ROCKVILLE, Md. – Women business owners Dr. Loleta Robinson and Colleen Nye of Syan Biosciences tied for third place with Jessica Feltz of The Turning Point at the fifth annual Women-In-Business and StartRight! business plan competition in Rockville on April 1.  StartRight!, developed by Rockville Economic Development Inc. (REDI) is a local competition held each year to award women who have potentially successful business plans for their recently established businesses.  REDI was established to strengthen and broaden the economic development of Rockville by helping existing businesses and new companies start, grow, finance and manage their organizations. Other winners, Lisa Chan of ZaraCom Technologies won first place and Sharon Flank of InfraTrac placed second.

Loleta Robinson, 36, the only Black woman to succeed in the April 1 competition, wants to develop “the next generation of medicine.”

“The market is competitive, but I’m here to improve some of its products,” she said.  Robinson’s award-winning “Lab-on-a-Chip” commercialized technology platform converts laboratory functions onto a small chip for diagnostic testing for heart disease and cancer, water and food analysis, and chemical biological agent detection.  Prototype, the initial product of “Lab-on-a Chip” is a research based assay test kit that will later become a hand held device for diagnostics. 
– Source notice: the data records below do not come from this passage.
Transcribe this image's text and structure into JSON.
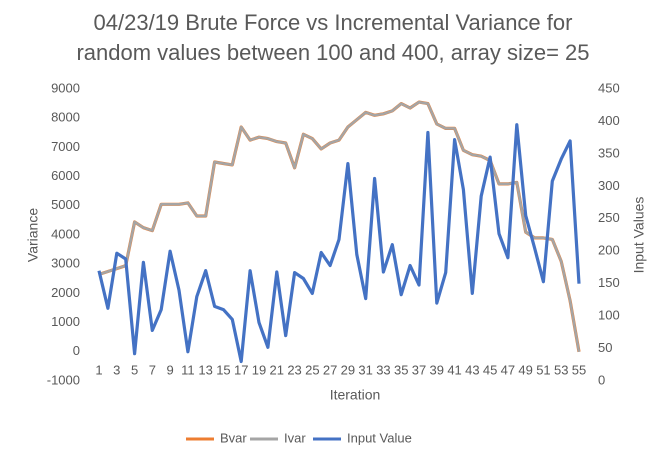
{
  "chart_data": {
    "type": "line",
    "title": "04/23/19 Brute Force vs Incremental Variance for random values between 100 and 400, array size= 25",
    "x_label": "Iteration",
    "y_label": "Variance",
    "y2_label": "Input Values",
    "categories": [
      1,
      null,
      3,
      null,
      5,
      null,
      7,
      null,
      9,
      null,
      11,
      null,
      13,
      null,
      15,
      null,
      17,
      null,
      19,
      null,
      21,
      null,
      23,
      null,
      25,
      null,
      27,
      null,
      29,
      null,
      31,
      null,
      33,
      null,
      35,
      null,
      37,
      null,
      39,
      null,
      41,
      null,
      43,
      null,
      45,
      null,
      47,
      null,
      49,
      null,
      51,
      null,
      53,
      null,
      55
    ],
    "series": [
      {
        "name": "Bvar",
        "color": "#ed7d31",
        "values": [
          2650,
          2750,
          2850,
          2950,
          4450,
          4250,
          4150,
          5050,
          5050,
          5050,
          5100,
          4650,
          4650,
          6500,
          6450,
          6400,
          7700,
          7250,
          7350,
          7300,
          7200,
          7150,
          6300,
          7450,
          7300,
          6950,
          7150,
          7250,
          7700,
          7950,
          8200,
          8100,
          8150,
          8250,
          8500,
          8350,
          8550,
          8500,
          7800,
          7650,
          7650,
          6900,
          6750,
          6700,
          6550,
          5750,
          5750,
          5800,
          4100,
          3900,
          3900,
          3850,
          3100,
          1750,
          0
        ]
      },
      {
        "name": "Ivar",
        "color": "#a5a5a5",
        "values": [
          2650,
          2750,
          2850,
          2950,
          4450,
          4250,
          4150,
          5050,
          5050,
          5050,
          5100,
          4650,
          4650,
          6500,
          6450,
          6400,
          7700,
          7250,
          7350,
          7300,
          7200,
          7150,
          6300,
          7450,
          7300,
          6950,
          7150,
          7250,
          7700,
          7950,
          8200,
          8100,
          8150,
          8250,
          8500,
          8350,
          8550,
          8500,
          7800,
          7650,
          7650,
          6900,
          6750,
          6700,
          6550,
          5750,
          5750,
          5800,
          4100,
          3900,
          3900,
          3850,
          3100,
          1750,
          0
        ]
      },
      {
        "name": "Input Value",
        "color": "#4472c4",
        "axis": "y2",
        "values": [
          170,
          112,
          197,
          188,
          42,
          183,
          78,
          110,
          200,
          140,
          45,
          130,
          170,
          115,
          110,
          95,
          30,
          170,
          90,
          52,
          168,
          70,
          167,
          158,
          135,
          198,
          178,
          218,
          335,
          195,
          127,
          312,
          168,
          210,
          133,
          178,
          148,
          383,
          120,
          167,
          372,
          295,
          135,
          285,
          345,
          227,
          190,
          395,
          255,
          205,
          153,
          308,
          342,
          370,
          150
        ]
      }
    ],
    "ylim": [
      -1000,
      9000
    ],
    "yticks": [
      -1000,
      0,
      1000,
      2000,
      3000,
      4000,
      5000,
      6000,
      7000,
      8000,
      9000
    ],
    "y2lim": [
      0,
      450
    ],
    "y2ticks": [
      0,
      50,
      100,
      150,
      200,
      250,
      300,
      350,
      400,
      450
    ],
    "legend": "bottom"
  }
}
“The opportunity for women entrepreneurs in this area is increasing,” Robinson said. “Women business owners basically formed their own community.”

 After earning degrees in medicine and in business, she decided to take the entrepreneurial path.  “I saved every dollar and tax refund check since 2002,” she said, to begin her Baltimore-based company, Syan Biosciences.  With assistance from government grants and state funds, Robinson can continue to develop Prototype.  Once “Lab-on-a-Chip” is fully advanced, it can be sold to hospitals, clinical labs, academic institutions, physicians' offices, acute care centers and other biotechnology pharmaceutical companies.

Third place winners received an estimated $1,200 and three months of virtual, customized office resources.  Robinson says the winnings will aid with early product development for Prototype.  The expected completion date for phase one, a research-only diagnostic kit for heart disease and cancer is 2011.